Interestingly as Adam was considering his next posting on this absolute ominshambles, to use the word of the moment, he read this article in the McKinsey Quarterly. This extract seemed very pertinent:-

As IT systems become an important competitive element in many industries, technology projects are getting larger, touching more parts of the organization, and posing a risk to the company if something goes wrong. Unfortunately, things often do go wrong. Our research, conducted in collaboration with the University of Oxford, suggests that half of all large IT projects—defined as those with initial price tags exceeding $15 million—massively blow their budgets. On average, large IT projects run 45 percent over budget and 7 percent over time, while delivering 56 percent less value than predicted. Software projects run the highest risk of cost and schedule overruns.

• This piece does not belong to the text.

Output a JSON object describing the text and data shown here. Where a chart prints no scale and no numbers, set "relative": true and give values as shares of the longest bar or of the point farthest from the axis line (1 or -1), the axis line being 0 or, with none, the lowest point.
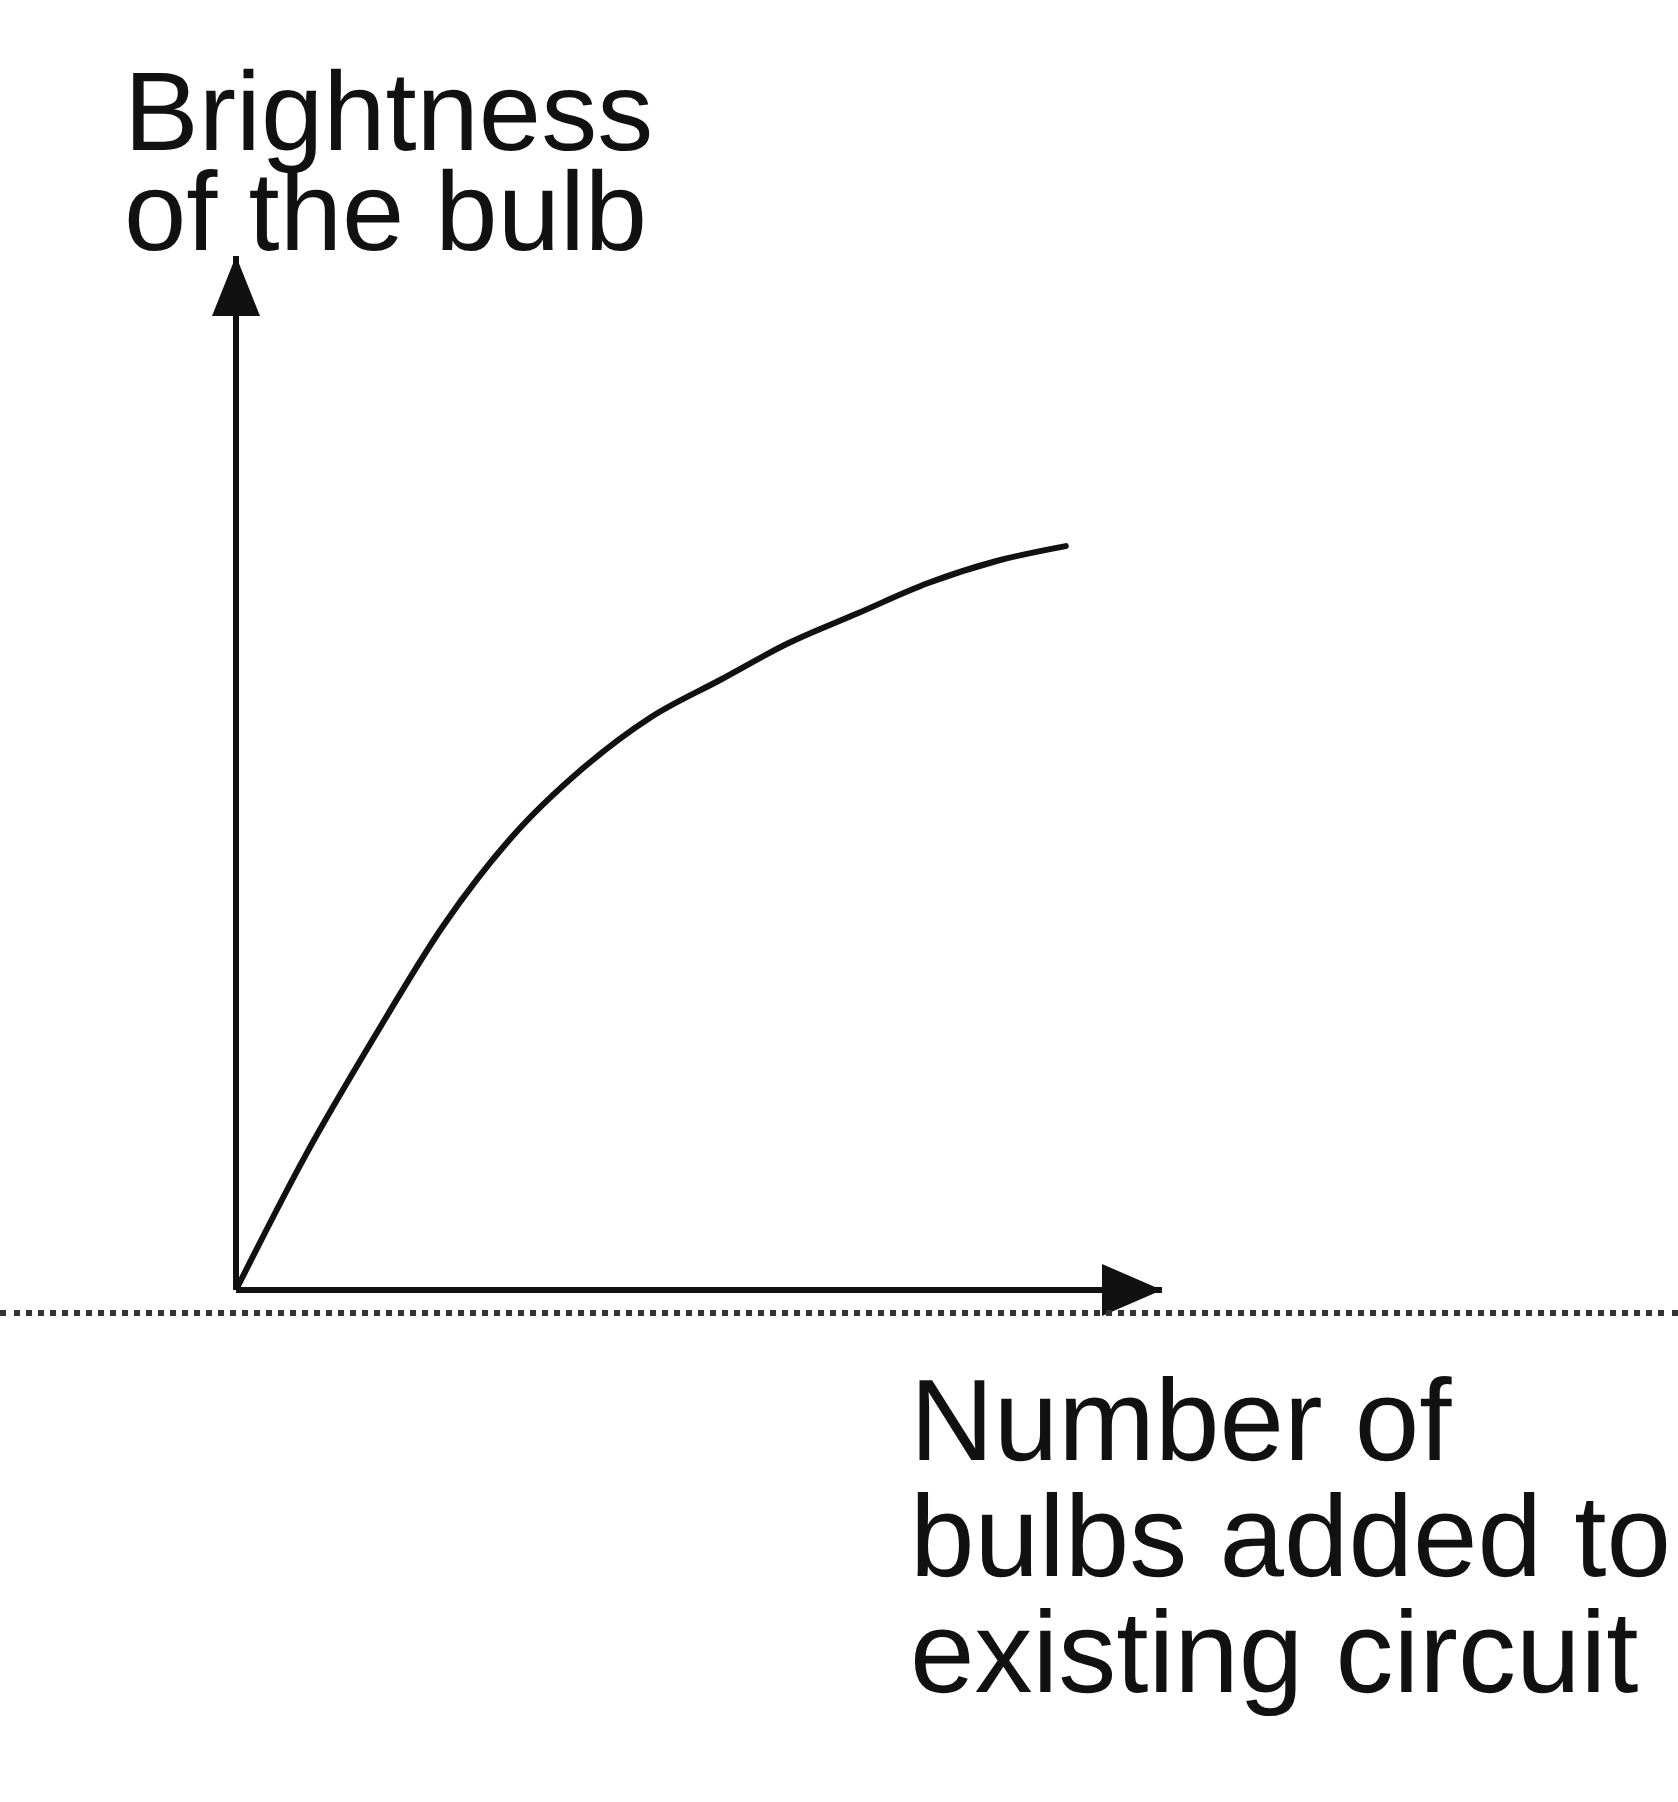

So the MoE omnishambles, really like that word, seems to be symptomatic of what happens. That does not excuse the various levels of ineptitude which appear to exist, but shows us that we are not alone. Cold comfort that fact might be!

McKinsey found, after looking at a survey of some 5,400 IT projects that:-

 the longer a project is scheduled to last, the more likely it is that it will run over time and budget, with every additional year spent on the project increasing cost overruns by 15 percent.

In that regard it would be interesting to know why the  outsource contract appears to be some 8 years now, compared to the originally reported 6years? Despite the fact that Novopay appears to be some 2 years late!